In terms of MLA, the Bank should build reserves first out of profits before it would consider making a profit transfer to the government. This restriction has been placed on the Monetary Board by law for a valid reason. That is, as John Exter, the architect of the Central Bank, had argued in his Report to the Government of Ceylon on the establishment of a central bank known as the Exter Report (p 22) to prevent the Central Bank from making profits through its domestic operations and generating a secondary expansion of money in the economy.
This is because in the first instance, it has already created money and in the second instance, it would boost up that money by allowing the Government to spend the profits so transferred. A profit transfer through such a mechanism would jeopardise the Board’s goal of stabilising prices and the exchange rate. However there is another reason for the Monetary Board to be cautious of transferring profits to the Government. That is, if the capital funds of the Central Bank are being depleted, it should not accelerate such depletion by transferring profits to the Government.
Governor A.S. Jayawardena’s wisdom being ignored by the subsequent boards
In terms of MLA, the Central Bank should have a capital cover equivalent to at least 15% of its domestic assets. The objective here has been to restrict the unwarranted growth of the central bank’s domestic assets and thereby prevent the erosion of the protection given to the holders of money it has issued. In this context, given the unanticipated episodes of financial turmoil today, the maintenance of the minimum requirement as the protective cover for the money it has issued is considered inadequate.

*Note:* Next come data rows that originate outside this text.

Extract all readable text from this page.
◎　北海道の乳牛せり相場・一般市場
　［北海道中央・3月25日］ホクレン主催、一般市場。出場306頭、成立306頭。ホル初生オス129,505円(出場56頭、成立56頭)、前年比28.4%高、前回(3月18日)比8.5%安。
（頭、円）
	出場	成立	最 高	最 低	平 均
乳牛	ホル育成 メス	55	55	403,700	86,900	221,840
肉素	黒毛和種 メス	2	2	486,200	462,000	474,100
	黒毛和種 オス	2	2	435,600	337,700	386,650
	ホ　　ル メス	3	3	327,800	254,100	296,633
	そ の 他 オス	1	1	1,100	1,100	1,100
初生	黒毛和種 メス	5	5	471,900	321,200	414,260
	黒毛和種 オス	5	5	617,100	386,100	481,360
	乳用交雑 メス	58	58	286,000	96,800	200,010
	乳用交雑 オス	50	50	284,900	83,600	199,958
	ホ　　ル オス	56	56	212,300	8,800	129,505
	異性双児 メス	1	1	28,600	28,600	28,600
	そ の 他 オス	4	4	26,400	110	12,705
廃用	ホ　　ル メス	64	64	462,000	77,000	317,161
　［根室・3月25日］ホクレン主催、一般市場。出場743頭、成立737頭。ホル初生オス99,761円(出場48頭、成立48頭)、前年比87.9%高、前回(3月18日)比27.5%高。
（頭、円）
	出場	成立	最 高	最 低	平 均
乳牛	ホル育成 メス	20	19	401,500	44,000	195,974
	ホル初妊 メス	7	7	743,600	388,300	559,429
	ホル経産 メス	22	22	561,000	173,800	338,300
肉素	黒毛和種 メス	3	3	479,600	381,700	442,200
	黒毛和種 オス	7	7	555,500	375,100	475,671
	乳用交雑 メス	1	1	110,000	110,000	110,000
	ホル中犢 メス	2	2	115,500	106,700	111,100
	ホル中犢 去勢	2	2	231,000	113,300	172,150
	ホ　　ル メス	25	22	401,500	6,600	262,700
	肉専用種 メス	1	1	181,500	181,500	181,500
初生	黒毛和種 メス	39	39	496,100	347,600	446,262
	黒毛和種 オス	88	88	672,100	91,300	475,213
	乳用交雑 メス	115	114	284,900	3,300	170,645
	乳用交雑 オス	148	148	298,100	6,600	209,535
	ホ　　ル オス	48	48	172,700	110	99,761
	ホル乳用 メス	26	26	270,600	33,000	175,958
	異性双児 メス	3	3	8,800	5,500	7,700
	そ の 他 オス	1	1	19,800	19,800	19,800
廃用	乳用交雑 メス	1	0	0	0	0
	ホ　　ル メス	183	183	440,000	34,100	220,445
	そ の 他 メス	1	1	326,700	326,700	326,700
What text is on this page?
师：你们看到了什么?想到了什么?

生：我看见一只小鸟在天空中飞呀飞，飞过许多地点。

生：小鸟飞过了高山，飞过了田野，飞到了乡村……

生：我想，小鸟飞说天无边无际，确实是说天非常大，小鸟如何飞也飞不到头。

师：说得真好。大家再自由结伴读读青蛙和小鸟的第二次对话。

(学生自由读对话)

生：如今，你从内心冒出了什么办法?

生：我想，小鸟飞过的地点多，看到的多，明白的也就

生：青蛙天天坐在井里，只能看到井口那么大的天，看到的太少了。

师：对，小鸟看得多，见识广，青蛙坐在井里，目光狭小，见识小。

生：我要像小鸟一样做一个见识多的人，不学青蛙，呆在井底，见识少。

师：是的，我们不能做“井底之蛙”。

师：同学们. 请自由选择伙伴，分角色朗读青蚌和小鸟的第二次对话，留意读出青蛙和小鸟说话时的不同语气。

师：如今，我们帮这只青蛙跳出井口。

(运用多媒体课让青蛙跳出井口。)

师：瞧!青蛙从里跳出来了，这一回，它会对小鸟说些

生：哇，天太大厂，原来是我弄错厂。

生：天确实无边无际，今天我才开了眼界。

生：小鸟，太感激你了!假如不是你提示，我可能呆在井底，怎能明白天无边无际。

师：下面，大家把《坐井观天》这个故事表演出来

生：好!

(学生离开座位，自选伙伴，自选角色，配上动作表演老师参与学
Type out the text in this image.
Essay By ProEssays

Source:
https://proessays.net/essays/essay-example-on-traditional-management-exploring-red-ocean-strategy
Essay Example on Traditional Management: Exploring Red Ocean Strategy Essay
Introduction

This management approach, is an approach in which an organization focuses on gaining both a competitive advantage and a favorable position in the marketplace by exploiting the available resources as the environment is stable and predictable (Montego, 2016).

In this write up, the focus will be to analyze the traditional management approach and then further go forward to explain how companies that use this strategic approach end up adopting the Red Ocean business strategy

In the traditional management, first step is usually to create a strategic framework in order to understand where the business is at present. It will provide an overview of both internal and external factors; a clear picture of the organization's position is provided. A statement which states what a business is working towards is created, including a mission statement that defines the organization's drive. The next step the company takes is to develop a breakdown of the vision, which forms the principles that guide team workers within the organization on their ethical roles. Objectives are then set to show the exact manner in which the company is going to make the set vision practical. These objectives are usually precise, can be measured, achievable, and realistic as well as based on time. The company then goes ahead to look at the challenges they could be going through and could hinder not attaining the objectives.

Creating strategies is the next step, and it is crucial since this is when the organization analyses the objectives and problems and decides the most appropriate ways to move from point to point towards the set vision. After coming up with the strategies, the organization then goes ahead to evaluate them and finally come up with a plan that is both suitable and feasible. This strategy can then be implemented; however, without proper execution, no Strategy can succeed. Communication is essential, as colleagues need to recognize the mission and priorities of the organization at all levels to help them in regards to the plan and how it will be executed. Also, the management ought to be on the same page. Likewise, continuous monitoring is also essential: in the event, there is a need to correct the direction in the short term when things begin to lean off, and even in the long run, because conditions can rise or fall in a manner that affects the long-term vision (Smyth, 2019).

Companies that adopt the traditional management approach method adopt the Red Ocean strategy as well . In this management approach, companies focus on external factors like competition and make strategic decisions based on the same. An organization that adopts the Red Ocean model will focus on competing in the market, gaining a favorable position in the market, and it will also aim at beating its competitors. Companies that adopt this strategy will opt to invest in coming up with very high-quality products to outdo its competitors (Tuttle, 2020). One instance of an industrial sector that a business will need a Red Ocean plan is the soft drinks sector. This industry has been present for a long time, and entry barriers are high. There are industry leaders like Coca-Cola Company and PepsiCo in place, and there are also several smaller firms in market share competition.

Accordingly, the Monetary Board led by Governor A.S. Jayawardena decided in 2002 as a part of the Bank’s modernisation programme to increase this cover over the time up to 100% of the Bank’s domestic assets. This target was reached in 2007 when the capital funds amounted to 103% of the domestic assets of the Bank. However, since then, it started falling reaching 45% in 2011, 41% in 2013, 25% in 2014 and now 18% in 2015. The ratio is, therefore, just above the minimum statutory level and if it falls below the statutory requirement of 15%, the Central Bank is technically bankrupt needing capital infusion by the Government.
Monetary Board owes an explanation to the people
It is interesting to learn whether the Monetary Board, while submitting the Annual Report to the President, the Prime Minister and the Minister of Finance, apprised them of this oncoming danger. It will not be a pleasant experience for the Government to learn of it either from the media or from the opposition Parliamentarians. The press release issued by the Board on the occasion of the release of the Annual Report for 2015 does not say a word about the losses made by the Central Bank and its implications to the public.
Hence, the Monetary Board owes an explanation to the public what action it would take to reverse the trend and the time frame within which such reversal would be attained.